LONDON • At an age when many artists have seen their creative output slow down, Peter Blake says he has never felt less constrained - and, at 83, he considers himself fortunate to have good eyesight and a steady hand.
The artist, who has inspired a thousand parlour games with his cover collage for the 1967 Beatles album, Sgt. Pepper's Lonely Hearts Club Band, has just opened a show at the Waddington Custot Galleries here. About half of the 78 works in it were produced this year.
"What it means is, you can go daft, you can do anything," he said in an interview in his light-filled London living room. "So I gave myself carte blanche to be in my late period and be a slightly eccentric old man."
His eccentricities have been on display his entire career.
What it means is, you can go daft, you can do anything.

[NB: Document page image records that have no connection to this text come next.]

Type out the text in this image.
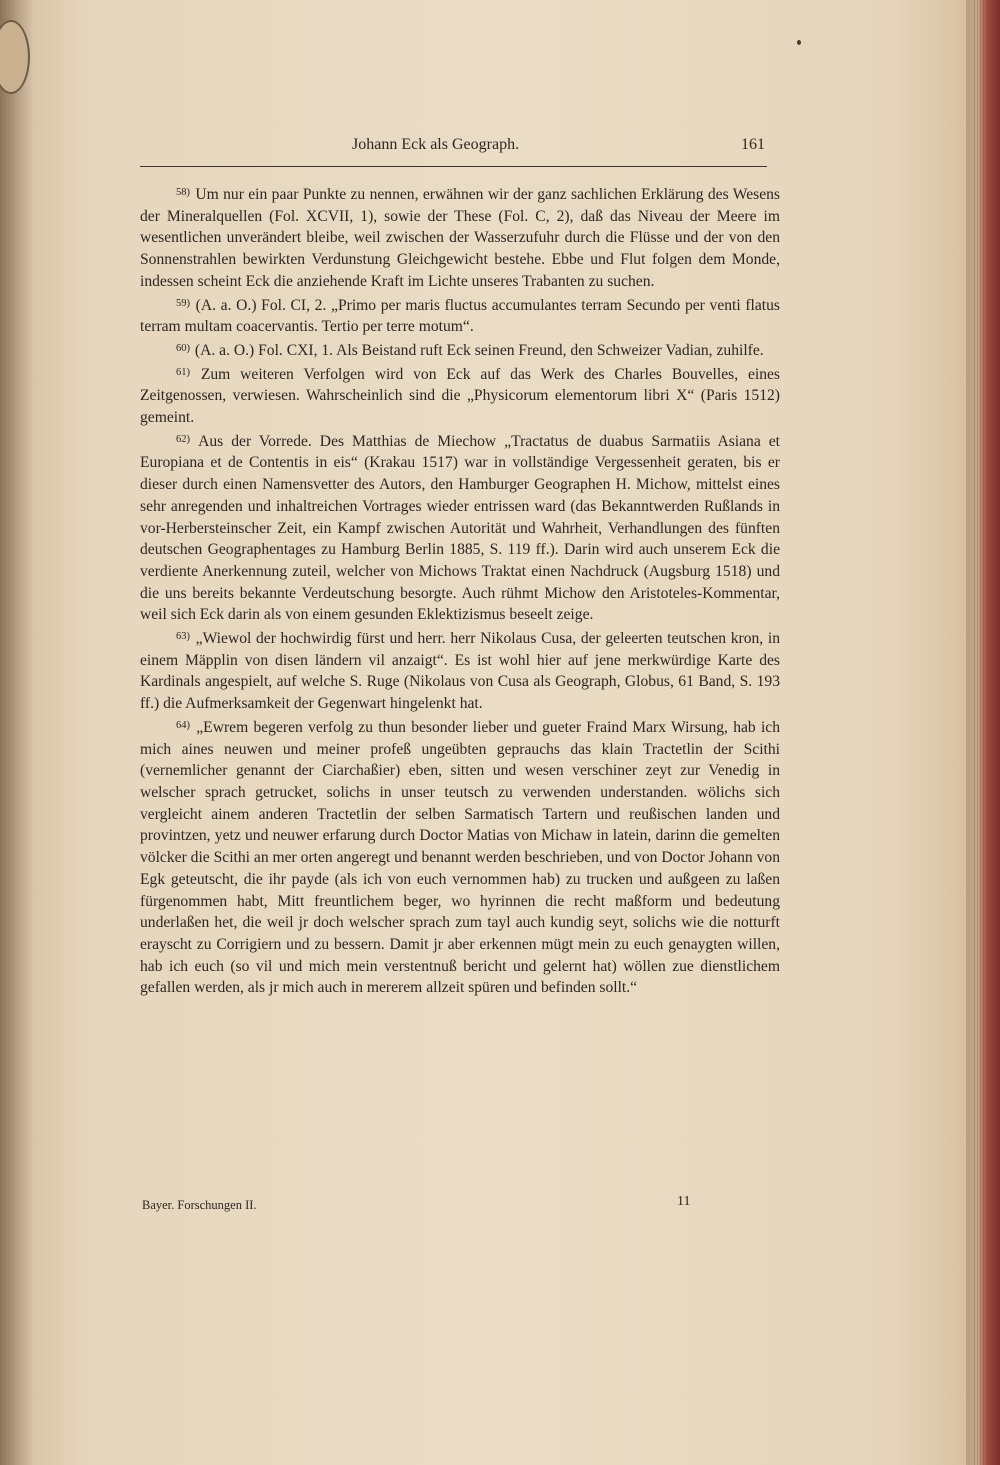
Johann Eck als Geograph.	161

$^{58)}$ Um nur ein paar Punkte zu nennen, erwähnen wir der ganz sachlichen Erklärung des Wesens der Mineralquellen (Fol. XCVII, 1), sowie der These (Fol. C, 2), daß das Niveau der Meere im wesentlichen unverändert bleibe, weil zwischen der Wasserzufuhr durch die Flüsse und der von den Sonnenstrahlen bewirkten Verdunstung Gleichgewicht bestehe. Ebbe und Flut folgen dem Monde, indessen scheint Eck die anziehende Kraft im Lichte unseres Trabanten zu suchen.

$^{59)}$ (A. a. O.) Fol. CI, 2. „Primo per maris fluctus accumulantes terram Secundo per venti flatus terram multam coacervantis. Tertio per terre motum“.

$^{60)}$ (A. a. O.) Fol. CXI, 1. Als Beistand ruft Eck seinen Freund, den Schweizer Vadian, zuhilfe.

$^{61)}$ Zum weiteren Verfolgen wird von Eck auf das Werk des Charles Bouvelles, eines Zeitgenossen, verwiesen. Wahrscheinlich sind die „Physicorum elementorum libri X“ (Paris 1512) gemeint.

$^{62)}$ Aus der Vorrede. Des Matthias de Miechow „Tractatus de duabus Sarmatiis Asiana et Europiana et de Contentis in eis“ (Krakau 1517) war in vollständige Vergessenheit geraten, bis er dieser durch einen Namensvetter des Autors, den Hamburger Geographen H. Michow, mittelst eines sehr anregenden und inhaltreichen Vortrages wieder entrissen ward (das Bekanntwerden Rußlands in vor-Herbersteinscher Zeit, ein Kampf zwischen Autorität und Wahrheit, Verhandlungen des fünften deutschen Geographentages zu Hamburg Berlin 1885, S. 119 ff.). Darin wird auch unserem Eck die verdiente Anerkennung zuteil, welcher von Michows Traktat einen Nachdruck (Augsburg 1518) und die uns bereits bekannte Verdeutschung besorgte. Auch rühmt Michow den Aristoteles-Kommentar, weil sich Eck darin als von einem gesunden Eklektizismus beseelt zeige.

$^{63)}$ „Wiewol der hochwirdig fürst und herr. herr Nikolaus Cusa, der geleerten teutschen kron, in einem Mäpplin von disen ländern vil anzaigt“. Es ist wohl hier auf jene merkwürdige Karte des Kardinals angespielt, auf welche S. Ruge (Nikolaus von Cusa als Geograph, Globus, 61 Band, S. 193 ff.) die Aufmerksamkeit der Gegenwart hingelenkt hat.

$^{64)}$ „Ewrem begeren verfolg zu thun besonder lieber und gueter Fraind Marx Wirsung, hab ich mich aines neuwen und meiner profeß ungeübten geprauchs das klain Tractetlin der Scithi (vernemlicher genannt der Ciarchaßier) eben, sitten und wesen verschiner zeyt zur Venedig in welscher sprach getrucket, solichs in unser teutsch zu verwenden understanden. wölichs sich vergleicht ainem anderen Tractetlin der selben Sarmatisch Tartern und reußischen landen und provintzen, yetz und neuwer erfarung durch Doctor Matias von Michaw in latein, darinn die gemelten völcker die Scithi an mer orten angeregt und benannt werden beschrieben, und von Doctor Johann von Egk geteutscht, die ihr payde (als ich von euch vernommen hab) zu trucken und außgeen zu laßen fürgenommen habt, Mitt freuntlichem beger, wo hyrinnen die recht maßform und bedeutung underlaßen het, die weil jr doch welscher sprach zum tayl auch kundig seyt, solichs wie die notturft erayscht zu Corrigiern und zu bessern. Damit jr aber erkennen mügt mein zu euch genaygten willen, hab ich euch (so vil und mich mein verstentnuß bericht und gelernt hat) wöllen zue dienstlichem gefallen werden, als jr mich auch in mererem allzeit spüren und befinden sollt.“

Bayer. Forschungen II.	11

So I gave myself carte blanche to be in my late period and be a slightly eccentric old man.
BRITISH ARTIST PETER BLAKE, who just opened a show at the Waddington Custot Galleries
The Waddington show, Peter Blake: Portraits And People, which runs through Jan 30, revisits his favourite subjects: professional wrestlers, circus performers - people "outside the norm", he said - and Elvis Presley, his lifelong idol.
The gallery's central space is filled with oil paintings and watercolours derived from found images. A series of tattooed figures is based on 19th-century French prisoner photographs; another series depicts mostly imaginary wrestlers and entertainers. The teary, red- nosed Krankie The Klown riffs on a photograph of Robert De Niro. Cowboy Jake Rodeo has the eyes of Brad Pitt and the nose of rugby player Mike Tindall.
"He's got an extraordinary painterly touch," said Martin Gayford, a British critic and author who has followed Blake's career. Because of his subject matter, Blake has been branded a Pop artist, but Gayford said that label had never really suited him.
"His roots come out of English folk art more than out of Pop, as it's understood in terms of Andy Warhol and Roy Lichtenstein."
Blake, who received a knighthood in 2002, is part of a generation of British artists in their 70s and 80s who are still producing and showing works. Yet his name recognition and prices have lagged behind contemporaries such as David Hockney, 78, who will have a portrait show opening at the Royal Academy of Arts in July.
Mr Christoph Grunenberg, a former director of Tate Liverpool and the curator of a 2007 Blake retrospective there, said the "quaint, eccentric nature" of Blake's work was out of step with today's art-world tastes. He is a "quintessentially British artist", Mr Grunenberg said. "He always harks back to some nostalgic vision of Britain."
Mr Grunenberg, now director of the Kunsthalle Bremen in Germany, noted that Blake had also continued to make relatively small works in traditional media, even as artists such as Hockney had produced large-scale pieces and experimented with new technologies. An electrician's son from Kent, in south-east England, Blake went straight to art school after World War II and began depicting his passions, including the theatre and rock 'n' roll, considered somewhat subversive at the time.
An early work, Self-Portrait With Badges, from 1961, now at Tate Britain, shows Blake wearing jeans and a denim jacket covered with badges and holding a magazine titled Elvis. Like much of his art, it is autobiographical: a frank representation of his young self and his obsession with popular culture.
In the early 1960s, he met and became friends with Paul McCartney, and through the intercession of an astute art dealer, Blake received the commission to design the cover for Sgt. Pepper. Few of his works since then have lodged themselves in the popular consciousness.
Blake said he found that "quite often the work I was doing at any one time wasn't fashionable at that time".
He said he had made matters worse by boycotting New York for four decades - having received nasty reviews in a 1962 exhibition there - and by refusing to sell to Charles Saatchi, the British art world's long-time kingmaker, whom he viewed as a dealer, not a collector.
"A shot in each foot," he said of those career moves, adding that he regretted neither.
The highest price paid for a Blake work at auction was in June when Boys With New Ties, an oil painting from around 1955, sold at Christie's for £662,500 (S$1.3 million). A mixed-media shrine to Elvis is the most expensive work in the Waddington show, at £400,000.
"I've never aimed to be very rich," Blake said. "I've never done it for money." He described himself as "comfortable now", but not rich in the terms of Jeff Koons or Damien Hirst.
These days, he is busy "clearing the desk", he said, adding: "There's still a group of ambitions that I'm now trying to tick off."
Those include illustrating Molly Bloom's soliloquy in Ulysses and F. Scott Fitzgerald's The Great Gatsby, his favourite book, he said.
He is also making additional illustrations of the Dylan Thomas drama Under Milk Wood, for which he produced 110 works on paper, which were published in a book in 2013.